I started this post before getting the news that the job I applied to that I really wanted went to someone else. So now it’s even more important to be grateful for what I do have.
This isn’t going to cover everything but there were some big things in my life this year that I want to acknowledge.
Where I Live
After 8 months of housing instability, I finally found a place to land in April. And while it hasn’t all been roses (living in a construction zone for months was not what I signed up for) it’s been really good for me. While it’s just a room, it’s a nice big one with lots of trees outside my window, a fair amount of indirect light, and lots of storage space. I’m still working through my boxes and I’ve only hung a few pieces of my artwork so far, but it’s a beautiful space that is mostly working for me. (Could use a larger bed with a softer mattress!)
The best part is that I’m a 5 minute walk to a forest, and a couple minutes to the edge of the Bluffs. I’ve been able to spend so much time with the trees and the lake and seen so many animals that it’s been a real grounding experience for me. I’m so much more peaceful because I have this touchstone.
Working at TAPA
This really was the best job I ever had. AFter developing a marketing plan at the end of last year, I got to implement most of it this year. I also got to do some research and most exciting of all, I got to initiate livestreaming the red carpet at the Dora Awards this year. I’ve always wanted to work the Doras and it was a dream come true to do it. Even nicer, Jacoba, the Executive Director, worked with our clothing sponsor to get a rental dress for me to wear.
My contract ran out the end of August and was not renewable. They did try to find a way for me to stay but it didn’t work out. That’s ok. I’ll always treasure my time there and I hope I get to work the Dora Awards again next year.
The Intuition Practice Ladies
In August I made a significant investment in a course to expand my intution, run by Nan Akasha. I signed up because I felt a strong pull to doing it, a feeling that it would be a significant step forward for me. And it was. I connect to things on a much deeper level now and I’ve learned so much about myself and what I’m here to do.
However, the best thing to come out of it is my friendship with 4 of my classmates. When the class was over, one of them asked if anyone was intereested in getting together to practice what we had learned in the class. There’s 5 of us who meet weekly (although it’s rare to have all 5 of us together at any one session anymore) and the connections we have formed with each other has been profound. We’re all going through major life upheavals (although I believe I have the easiest of everyone - they have some serious stuff happening) and the level of support and understanding is off the charts. Being able to share the part of myself that I feel I need to soften in writing here (and this blog is meant to track my journey) is incredible.
We’re talking about doing a project together next year. Stay tuned!
Healthy People
Starting with myself. Between the rehab I did in the spring, going off the preventative meds. my nature walks, and the stairs I need to navigate in my house, I’m much stronger now than I was at the end of last year. Still not where I want to be but certainly much closer.

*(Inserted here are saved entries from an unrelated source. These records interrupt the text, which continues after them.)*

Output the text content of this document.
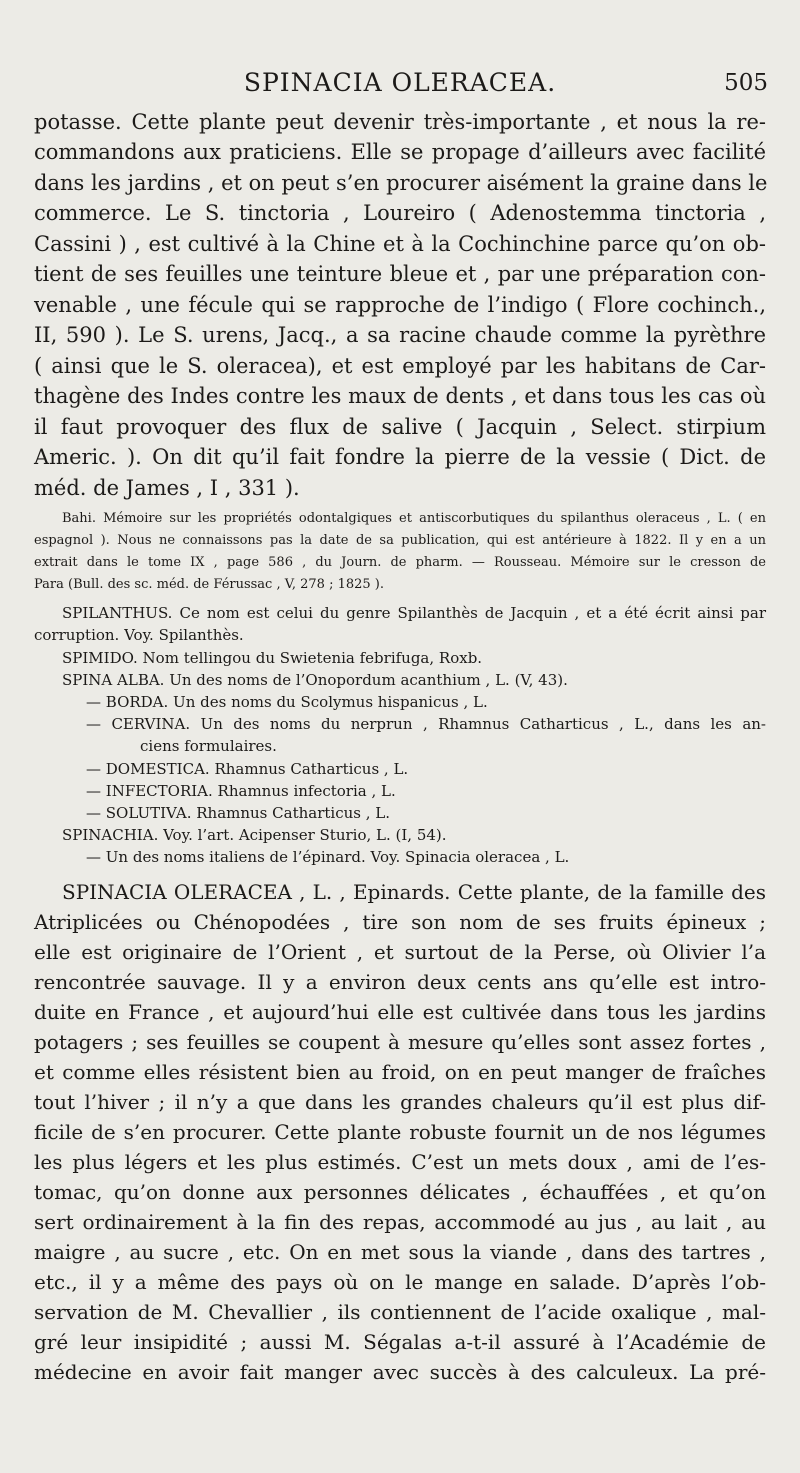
SPINACIA OLERACEA.	505
potasse. Cette plante peut devenir très-importante , et nous la re-
commandons aux praticiens. Elle se propage d’ailleurs avec facilité
dans les jardins , et on peut s’en procurer aisément la graine dans le
commerce. Le S. tinctoria , Loureiro ( Adenostemma tinctoria ,
Cassini ) , est cultivé à la Chine et à la Cochinchine parce qu’on ob-
tient de ses feuilles une teinture bleue et , par une préparation con-
venable , une fécule qui se rapproche de l’indigo ( Flore cochinch.,
II, 590 ). Le S. urens, Jacq., a sa racine chaude comme la pyrèthre
( ainsi que le S. oleracea), et est employé par les habitans de Car-
thagène des Indes contre les maux de dents , et dans tous les cas où
il faut provoquer des flux de salive ( Jacquin , Select. stirpium
Americ. ). On dit qu’il fait fondre la pierre de la vessie ( Dict. de
méd. de James , I , 331 ).
Bahi. Mémoire sur les propriétés odontalgiques et antiscorbutiques du spilanthus oleraceus , L. ( en
espagnol ). Nous ne connaissons pas la date de sa publication, qui est antérieure à 1822. Il y en a un
extrait dans le tome IX , page 586 , du Journ. de pharm. — Rousseau. Mémoire sur le cresson de
Para (Bull. des sc. méd. de Férussac , V, 278 ; 1825 ).
SPILANTHUS. Ce nom est celui du genre Spilanthès de Jacquin , et a été écrit ainsi par
corruption. Voy. Spilanthès.
SPIMIDO. Nom tellingou du Swietenia febrifuga, Roxb.
SPINA ALBA. Un des noms de l’Onopordum acanthium , L. (V, 43).
— BORDA. Un des noms du Scolymus hispanicus , L.
— CERVINA. Un des noms du nerprun , Rhamnus Catharticus , L., dans les an-
ciens formulaires.
— DOMESTICA. Rhamnus Catharticus , L.
— INFECTORIA. Rhamnus infectoria , L.
— SOLUTIVA. Rhamnus Catharticus , L.
SPINACHIA. Voy. l’art. Acipenser Sturio, L. (I, 54).
— Un des noms italiens de l’épinard. Voy. Spinacia oleracea , L.
SPINACIA OLERACEA , L. , Epinards. Cette plante, de la famille des
Atriplicées ou Chénopodées , tire son nom de ses fruits épineux ;
elle est originaire de l’Orient , et surtout de la Perse, où Olivier l’a
rencontrée sauvage. Il y a environ deux cents ans qu’elle est intro-
duite en France , et aujourd’hui elle est cultivée dans tous les jardins
potagers ; ses feuilles se coupent à mesure qu’elles sont assez fortes ,
et comme elles résistent bien au froid, on en peut manger de fraîches
tout l’hiver ; il n’y a que dans les grandes chaleurs qu’il est plus dif-
ficile de s’en procurer. Cette plante robuste fournit un de nos légumes
les plus légers et les plus estimés. C’est un mets doux , ami de l’es-
tomac, qu’on donne aux personnes délicates , échauffées , et qu’on
sert ordinairement à la fin des repas, accommodé au jus , au lait , au
maigre , au sucre , etc. On en met sous la viande , dans des tartres ,
etc., il y a même des pays où on le mange en salade. D’après l’ob-
servation de M. Chevallier , ils contiennent de l’acide oxalique , mal-
gré leur insipidité ; aussi M. Ségalas a-t-il assuré à l’Académie de
médecine en avoir fait manger avec succès à des calculeux. La pré-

Also, no one in my circle dealt with a major illness this year. Whoo Hoo!
Karaoke
The last few months I’ve spent most of my Friday nights at a little restaurant in a strip plaza getting to perform. Sometimes it’s fantastic, sometimes I crash and burn. The host has an amazing list. It would take me 2 years to sing everything I want to (3 songs a night usually) but while there hasn’t been any repeats yet, there will be next year as there are songs I want to refine. I’ve been able to do some songs I never imagined I would get a chance to and while I haven’t asked yet, he’s happy to purchase a track if it’s available and you want to do it. I have a list of those for next year.
I struggle with getting regular singing practice in. This has been a huge motivator. Also a great way to learn which pieces sound great at home but don’t work with an audience!
Substack
I haven’t posted much here this year. Song of the Day was also infrequent but I did manage a few posts a month there. And yet its audience kept growing thanks to the wonderful MusicStack community here. It’s now over 100 subscribers, which is wild to me.
I really wish I had the time to read all the wonderful things people are writing. There’s so much interesting stuff. I also have to shout out to the stacks that kept me informed about things going on in the world. This has been a lovely place to be, even with the trolls that have moved into the place.
Other Thoughts
I went back to look at the cards I pulled at the beginning of the year. (You can see them here.) It pretty much tracks. They talked a lot about letting go and there was a lot of that this year. I now get why Fogged In was the outcome card, because that totally matches where I am right now. Clarity was a big theme and I feel I have that now. I know where I need to focus, even as I don’t know where that’s going to lead me. Mysteries have certainly been revealed. I have been in an ongoing conversation with myself around recapturing my initial innocence.
And boy have I been retreating and replenshing. That was the first 6 months after I landed here. I’m full-blown in transition so the cards were right about pointing me there as well. I look forward to seeing what cards I pull tomorrow.
I’m not sure what the heck is going to happen next year but I’m excited to find out! I intend to share more of that journey with you.
Happy new year and great to see you on Substack. You've got this.